Shunga ou image de printemps - l'estampe érotique japonaise
« Dans le mythe fondateur du Japon, le monde est le résultat d'un acte d'amour entre deux êtres qui, au préalable, tournent autour d'une colonne pour mimer la première rencontre : « Oh quel beau jeune homme !», s'exclame Izanami, la femme Dieu, simulant la surprise. « Oh quelle belle jeune fille !», s'exclame Izanagi, l’homme Dieu... Après quoi, les amoureux mythiques procèdèrent aux multiples étreintes qui donnèrent naissance à ce qui existe, y compris les êtres humains, tous issus de ce désir qui a porté la première femme vers le premier homme. »
Ces estampes érotiques, appelées également « images de printemps » (shunga en japonais) furent très populaires au Japon au XVIIIème et XIXème siècle. Elles portent aussi le nom de makura-e (images d'oreiller) ou encore warai-e (images pour rire)
L’amiral Perry, qui a contraint le Japon à s’ouvrir à l’Occident, reçut, entre autre, des shunga en guise de cadeau officiel.
Plus tard, Toulouse-Laurec, Picasso, Rodin, et bien d’autres artistes européens affichèrent leur admiration sans bornes pour ces estampes d’un genre si particulier.
L’érotisme dans l’art japonais étonne toujours les occidentaux. Le Japon si raffiné, si secret, qui a inspiré de nombreux artistes à la fin du XIXème siècle, est au contraire très explicite dans ses représentations érotiques.
Ce pays vécut durant plus de 200 ans dans un isolement quasi total. Les hollandais et les chinois étaient juste tolérés sur l’ile de Dejima, seuls contacts du Japon avec le monde extérieur.
Sous le shogunat des Tokugawa (1603 - 1867) a régné la période la plus longue de paix.
De guerriers, les samourais, se sont peu à peu transformés en hommes cultivés. Leurs armures devinrent de plus en plus raffinées. Une nouvelle caste aisée de commerçants et d’artisans émergea.
N’étant plus occupé à guerroyer ou à survivre, une civilisation des plaisirs vit le jour.
Il y a un lien étroit entre l’estampe, le théâtre et la littérature. Lorsque la littérature choisit pour sujet la vie dans les quartiers, les amours homosexuels, le shunga suivit cette mode.
A l’origine, les shunga étaient surtout conçus en fonction du type d’éducation sexuelle auxquelles ils étaient destinés. Stimulation, amusement, éducation, séduction, consolation : le shunga était tout cela. La notion de péché n'existait pas pour les Japonais et la nudité n'était pas tabou. Ils avaientl'habitude de se cotoyer dans les bains publics dans le plus simple appareil.
Le shunga est bien plus qu’une simple représentation érotique : le samouraï glissait un petit shunga sous son armure comme talisman pour se donner du courage à la bataille ; il pouvait être enfermé dans une petite bourse pour attirer l’argent ou encore placé dans les magasins ou les maisons comme protection contre les incendies ; il pouvait être utilisé comme soin médical. Ces images de printemps pouvaient aussi être glissés sous les oreillers des jeunes mariés pour leur nuit de noce.

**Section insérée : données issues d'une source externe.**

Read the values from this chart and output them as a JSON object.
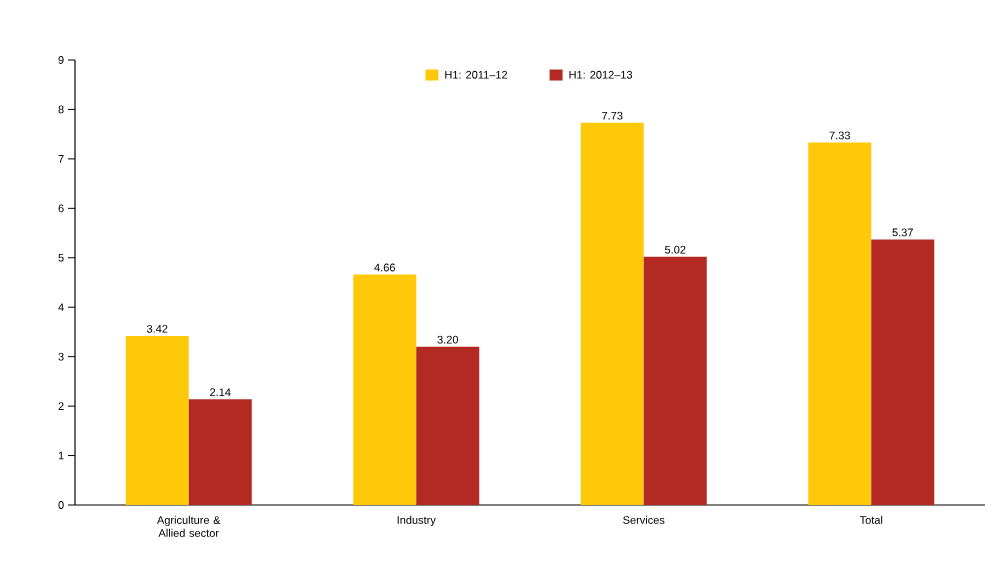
{
  "chart_data": {
    "type": "bar",
    "categories": [
      "Agriculture & Allied sector",
      "Industry",
      "Services",
      "Total"
    ],
    "series": [
      {
        "name": "H1: 2011–12",
        "color": "#ffc90a",
        "values": [
          3.42,
          4.66,
          7.73,
          7.33
        ],
        "value_labels": [
          "3.42",
          "4.66",
          "7.73",
          "7.33"
        ]
      },
      {
        "name": "H1: 2012–13",
        "color": "#b22a22",
        "values": [
          2.14,
          3.2,
          5.02,
          5.37
        ],
        "value_labels": [
          "2.14",
          "3.20",
          "5.02",
          "5.37"
        ]
      }
    ],
    "ylim": [
      0,
      9
    ],
    "yticks": [
      0,
      1,
      2,
      3,
      4,
      5,
      6,
      7,
      8,
      9
    ],
    "grid": false,
    "legend": "top"
  }
}
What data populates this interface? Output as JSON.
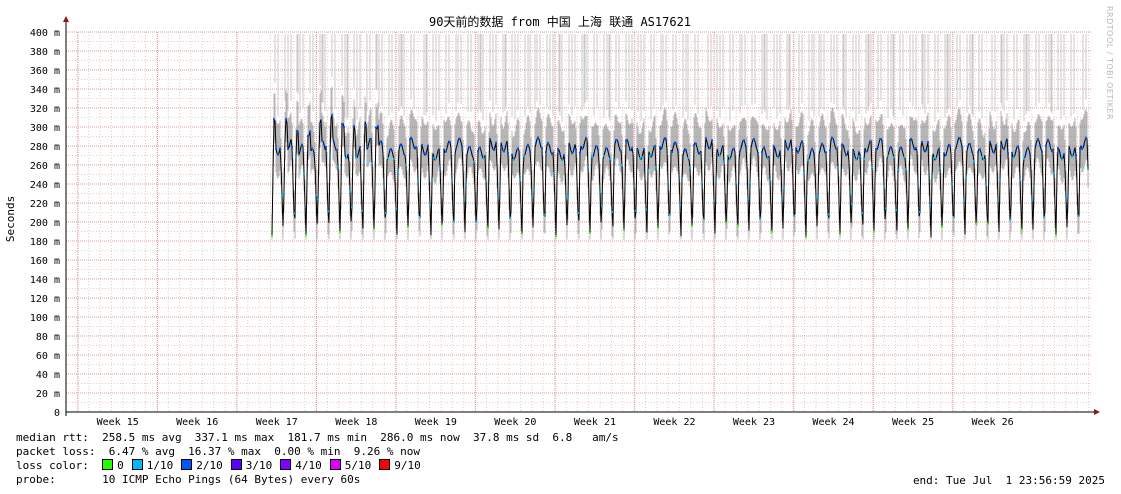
{
  "chart_data": {
    "type": "line",
    "title": "90天前的数据 from 中国 上海 联通 AS17621",
    "ylabel": "Seconds",
    "ylim": [
      0,
      0.4
    ],
    "y_ticks": [
      "0",
      "20 m",
      "40 m",
      "60 m",
      "80 m",
      "100 m",
      "120 m",
      "140 m",
      "160 m",
      "180 m",
      "200 m",
      "220 m",
      "240 m",
      "260 m",
      "280 m",
      "300 m",
      "320 m",
      "340 m",
      "360 m",
      "380 m",
      "400 m"
    ],
    "x_ticks": [
      "Week 15",
      "Week 16",
      "Week 17",
      "Week 18",
      "Week 19",
      "Week 20",
      "Week 21",
      "Week 22",
      "Week 23",
      "Week 24",
      "Week 25",
      "Week 26"
    ],
    "grid": true,
    "series": [
      {
        "name": "median rtt",
        "color": "#000000"
      },
      {
        "name": "packet loss",
        "color": "#c8c8c8"
      }
    ],
    "median_rtt_ms": {
      "avg": 258.5,
      "max": 337.1,
      "min": 181.7,
      "now": 286.0,
      "sd": 37.8,
      "am_s": 6.8
    },
    "packet_loss_pct": {
      "avg": 6.47,
      "max": 16.37,
      "min": 0.0,
      "now": 9.26
    }
  },
  "summary": {
    "median_rtt": "median rtt:  258.5 ms avg  337.1 ms max  181.7 ms min  286.0 ms now  37.8 ms sd  6.8   am/s",
    "packet_loss": "packet loss:  6.47 % avg  16.37 % max  0.00 % min  9.26 % now",
    "loss_color_label": "loss color:",
    "probe": "probe:       10 ICMP Echo Pings (64 Bytes) every 60s",
    "end": "end: Tue Jul  1 23:56:59 2025"
  },
  "loss_colors": [
    {
      "label": "0",
      "color": "#26ff00"
    },
    {
      "label": "1/10",
      "color": "#00b8ff"
    },
    {
      "label": "2/10",
      "color": "#0059ff"
    },
    {
      "label": "3/10",
      "color": "#5e00ff"
    },
    {
      "label": "4/10",
      "color": "#7e00ff"
    },
    {
      "label": "5/10",
      "color": "#dd00ff"
    },
    {
      "label": "9/10",
      "color": "#ff0000"
    }
  ],
  "watermark": "RRDTOOL / TOBI OETIKER"
}
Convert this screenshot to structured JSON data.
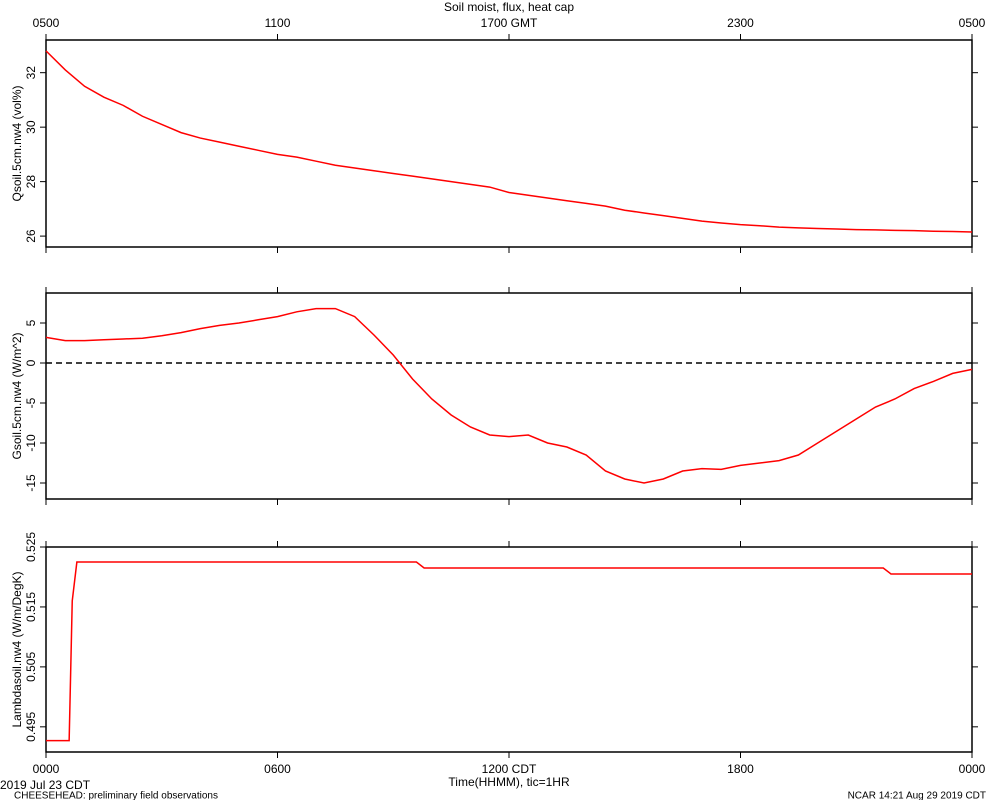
{
  "chart_data": [
    {
      "type": "line",
      "title": "Soil moist, flux, heat cap",
      "ylabel": "Qsoil.5cm.nw4 (vol%)",
      "x2ticks": [
        {
          "value": 0,
          "label": "0500"
        },
        {
          "value": 6,
          "label": "1100"
        },
        {
          "value": 12,
          "label": "1700 GMT"
        },
        {
          "value": 18,
          "label": "2300"
        },
        {
          "value": 24,
          "label": "0500"
        }
      ],
      "xlim": [
        0,
        24
      ],
      "ylim": [
        25.6,
        33.2
      ],
      "yticks": [
        26,
        28,
        30,
        32
      ],
      "color": "#ff0000",
      "x": [
        0,
        0.5,
        1,
        1.5,
        2,
        2.5,
        3,
        3.5,
        4,
        4.5,
        5,
        5.5,
        6,
        6.5,
        7,
        7.5,
        8,
        8.5,
        9,
        9.5,
        10,
        10.5,
        11,
        11.5,
        12,
        12.5,
        13,
        13.5,
        14,
        14.5,
        15,
        15.5,
        16,
        16.5,
        17,
        17.5,
        18,
        18.5,
        19,
        19.5,
        20,
        20.5,
        21,
        21.5,
        22,
        22.5,
        23,
        23.5,
        24
      ],
      "values": [
        32.8,
        32.1,
        31.5,
        31.1,
        30.8,
        30.4,
        30.1,
        29.8,
        29.6,
        29.45,
        29.3,
        29.15,
        29.0,
        28.9,
        28.75,
        28.6,
        28.5,
        28.4,
        28.3,
        28.2,
        28.1,
        28.0,
        27.9,
        27.8,
        27.6,
        27.5,
        27.4,
        27.3,
        27.2,
        27.1,
        26.95,
        26.85,
        26.75,
        26.65,
        26.55,
        26.48,
        26.42,
        26.38,
        26.33,
        26.3,
        26.28,
        26.26,
        26.24,
        26.23,
        26.21,
        26.2,
        26.18,
        26.17,
        26.15
      ]
    },
    {
      "type": "line",
      "ylabel": "Gsoil.5cm.nw4 (W/m^2)",
      "xlim": [
        0,
        24
      ],
      "ylim": [
        -17,
        8.75
      ],
      "yticks": [
        -15,
        -10,
        -5,
        0,
        5
      ],
      "hline": 0,
      "color": "#ff0000",
      "x": [
        0,
        0.5,
        1,
        1.5,
        2,
        2.5,
        3,
        3.5,
        4,
        4.5,
        5,
        5.5,
        6,
        6.5,
        7,
        7.5,
        8,
        8.5,
        9,
        9.5,
        10,
        10.5,
        11,
        11.5,
        12,
        12.5,
        13,
        13.5,
        14,
        14.5,
        15,
        15.5,
        16,
        16.5,
        17,
        17.5,
        18,
        18.5,
        19,
        19.5,
        20,
        20.5,
        21,
        21.5,
        22,
        22.5,
        23,
        23.5,
        24
      ],
      "values": [
        3.2,
        2.8,
        2.8,
        2.9,
        3.0,
        3.1,
        3.4,
        3.8,
        4.3,
        4.7,
        5.0,
        5.4,
        5.8,
        6.4,
        6.8,
        6.8,
        5.8,
        3.5,
        1.0,
        -2,
        -4.5,
        -6.5,
        -8,
        -9,
        -9.2,
        -9,
        -10,
        -10.5,
        -11.5,
        -13.5,
        -14.5,
        -15,
        -14.5,
        -13.5,
        -13.2,
        -13.3,
        -12.8,
        -12.5,
        -12.2,
        -11.5,
        -10,
        -8.5,
        -7,
        -5.5,
        -4.5,
        -3.2,
        -2.3,
        -1.3,
        -0.8
      ]
    },
    {
      "type": "line",
      "ylabel": "Lambdasoil.nw4 (W/m/DegK)",
      "xlabel": "Time(HHMM), tic=1HR",
      "date_label": "2019 Jul 23 CDT",
      "xlim": [
        0,
        24
      ],
      "xticks": [
        {
          "value": 0,
          "label": "0000"
        },
        {
          "value": 6,
          "label": "0600"
        },
        {
          "value": 12,
          "label": "1200 CDT"
        },
        {
          "value": 18,
          "label": "1800"
        },
        {
          "value": 24,
          "label": "0000"
        }
      ],
      "ylim": [
        0.4908,
        0.525
      ],
      "yticks": [
        0.495,
        0.505,
        0.515,
        0.525
      ],
      "color": "#ff0000",
      "x": [
        0,
        0.6,
        0.68,
        0.8,
        9.6,
        9.8,
        21.7,
        21.9,
        24
      ],
      "values": [
        0.4927,
        0.4927,
        0.516,
        0.5225,
        0.5225,
        0.5215,
        0.5215,
        0.5205,
        0.5205
      ]
    }
  ],
  "footer": {
    "left": "CHEESEHEAD: preliminary field observations",
    "right": "NCAR 14:21 Aug 29 2019 CDT"
  }
}
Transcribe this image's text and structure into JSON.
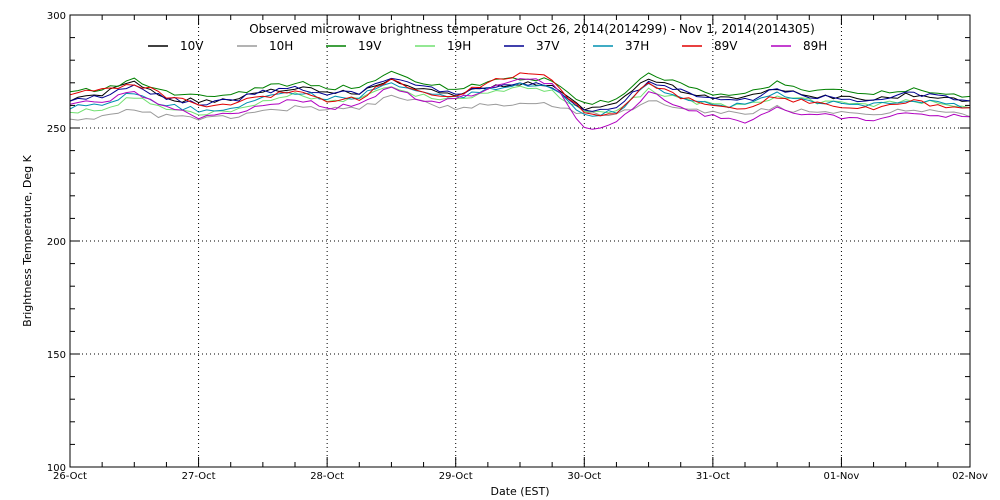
{
  "chart_data": {
    "type": "line",
    "title": "Observed microwave brightness temperature Oct 26, 2014(2014299) - Nov  1, 2014(2014305)",
    "xlabel": "Date (EST)",
    "ylabel": "Brightness Temperature, Deg K",
    "ylim": [
      100,
      300
    ],
    "xlim": [
      0,
      7
    ],
    "y_ticks": [
      "100",
      "150",
      "200",
      "250",
      "300"
    ],
    "x_ticks": [
      "26-Oct",
      "27-Oct",
      "28-Oct",
      "29-Oct",
      "30-Oct",
      "31-Oct",
      "01-Nov",
      "02-Nov"
    ],
    "grid": true,
    "legend_position": "top",
    "x": [
      0,
      0.25,
      0.5,
      0.75,
      1,
      1.25,
      1.5,
      1.75,
      2,
      2.25,
      2.5,
      2.75,
      3,
      3.25,
      3.5,
      3.75,
      4,
      4.25,
      4.5,
      4.75,
      5,
      5.25,
      5.5,
      5.75,
      6,
      6.25,
      6.5,
      6.75,
      7
    ],
    "series": [
      {
        "name": "10V",
        "color": "#000000",
        "values": [
          263,
          265,
          270,
          263,
          262,
          262,
          266,
          268,
          266,
          266,
          272,
          267,
          265,
          268,
          270,
          268,
          259,
          260,
          272,
          267,
          263,
          263,
          267,
          264,
          264,
          262,
          265,
          264,
          262
        ]
      },
      {
        "name": "10H",
        "color": "#9a9a9a",
        "values": [
          253,
          255,
          258,
          255,
          254,
          255,
          257,
          259,
          258,
          259,
          264,
          261,
          259,
          260,
          261,
          260,
          256,
          256,
          262,
          259,
          257,
          256,
          259,
          257,
          257,
          256,
          258,
          257,
          255
        ]
      },
      {
        "name": "19V",
        "color": "#008000",
        "values": [
          266,
          267,
          271,
          266,
          264,
          265,
          268,
          270,
          268,
          268,
          275,
          270,
          267,
          270,
          272,
          271,
          261,
          262,
          274,
          269,
          265,
          265,
          270,
          267,
          266,
          265,
          267,
          266,
          264
        ]
      },
      {
        "name": "19H",
        "color": "#70e070",
        "values": [
          257,
          258,
          264,
          258,
          256,
          257,
          262,
          265,
          262,
          263,
          268,
          264,
          262,
          266,
          268,
          266,
          257,
          258,
          267,
          263,
          260,
          260,
          264,
          262,
          261,
          260,
          262,
          261,
          259
        ]
      },
      {
        "name": "37V",
        "color": "#000090",
        "values": [
          262,
          264,
          269,
          263,
          261,
          262,
          266,
          268,
          265,
          266,
          272,
          268,
          265,
          268,
          270,
          268,
          258,
          259,
          271,
          267,
          263,
          262,
          267,
          264,
          263,
          262,
          265,
          264,
          262
        ]
      },
      {
        "name": "37H",
        "color": "#0090b0",
        "values": [
          259,
          260,
          266,
          260,
          258,
          259,
          264,
          266,
          263,
          264,
          270,
          266,
          263,
          267,
          269,
          268,
          256,
          257,
          269,
          264,
          260,
          260,
          265,
          262,
          261,
          260,
          262,
          261,
          259
        ]
      },
      {
        "name": "89V",
        "color": "#e00000",
        "values": [
          265,
          267,
          270,
          264,
          260,
          261,
          264,
          266,
          262,
          263,
          272,
          265,
          264,
          270,
          274,
          272,
          256,
          256,
          270,
          264,
          260,
          259,
          264,
          261,
          260,
          259,
          262,
          260,
          259
        ]
      },
      {
        "name": "89H",
        "color": "#b000c0",
        "values": [
          260,
          262,
          266,
          259,
          255,
          256,
          260,
          263,
          259,
          260,
          269,
          262,
          262,
          268,
          272,
          270,
          250,
          252,
          266,
          259,
          255,
          253,
          259,
          256,
          255,
          254,
          257,
          256,
          255
        ]
      }
    ]
  }
}
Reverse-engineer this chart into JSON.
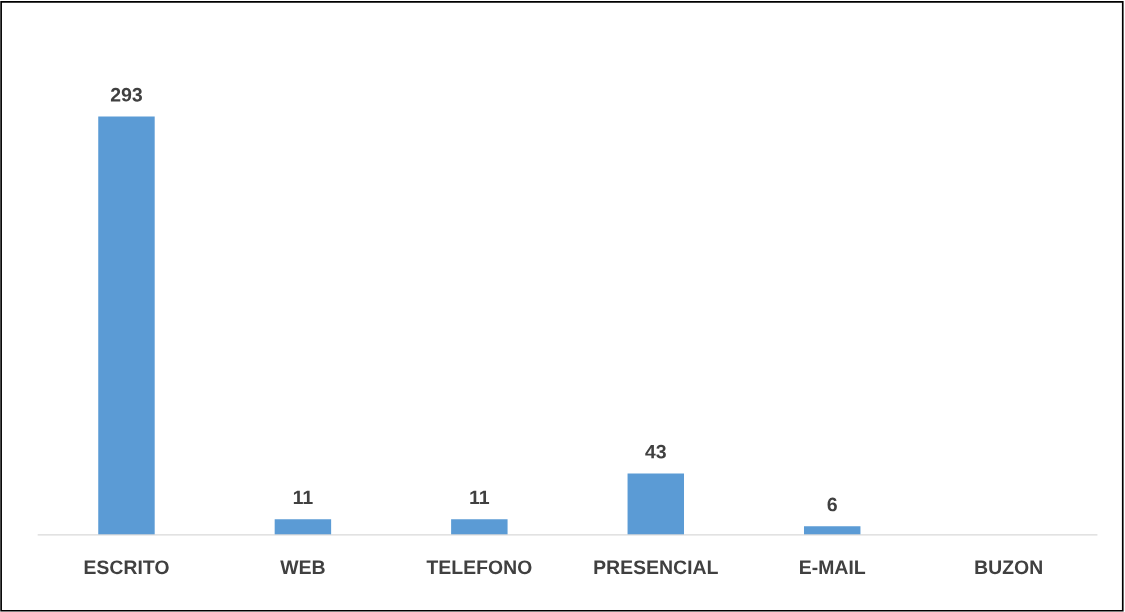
{
  "chart_data": {
    "type": "bar",
    "categories": [
      "ESCRITO",
      "WEB",
      "TELEFONO",
      "PRESENCIAL",
      "E-MAIL",
      "BUZON"
    ],
    "values": [
      293,
      11,
      11,
      43,
      6,
      0
    ],
    "value_labels": [
      "293",
      "11",
      "11",
      "43",
      "6",
      null
    ],
    "color": "#5b9bd5",
    "grid": false,
    "legend": false
  }
}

Les shunga ont été édités sous différentes formes et format : petits livres reliés, petits livres dépliants, miniatures, petits formats, formats oban…
Les miniatures étaient très souvent offertes pour le nouvel an.
Les shunga étaient également humoristiques. On les appelle Warai-e ou images pour rire. Il n’est pas rare de voir des scènes cocasses. Mais sous couvert d’humour, bien souvent ces estampes satiriques sont une charge politique contre le shogunat. Ce qui leur vaudra d’être interdites à partir de 1722 durant plus de 20 ans. Bien qu’illégaux après cette date, les shunga ont été tolérés par les autorités et leur production était florissante. Artistes, éditeurs, graveurs, imprimeurs, maisons vertes,… : toute une économie prospérait grâce à eux.
Puis la censure s’est un peu relâché permettant aux shunga de circuler « sous le manteau ». Ce statut semi-clandestin leur a même été bénéfique et leur ont permis d’aller encore plus loin dans la satire.
Ces shunga étaient rarement signés et les attributions des artistes ne sont pas toujours possible mais les plus grands artistes ont collaborés à ces estampes : Utamaro et son oeuvre la plus connue "Poème pour l'oreiller", Hiroshige, Hokusai et sa célèbre pieuvre enlaçant une jeune femme dénudée,...
Aujoud’hui les shunga font parties intégrantes des estampes japonaises Ukiyo-e et trouvent naturellement leur place dans toute collection. Le British Museum a consacré à ce sujet une très belle exposition à l'automne 2014. Plus près de nous, la Pinacothèque de Paris a réalisé une exposition de shunga intitulé "l'amour au temps des geishas".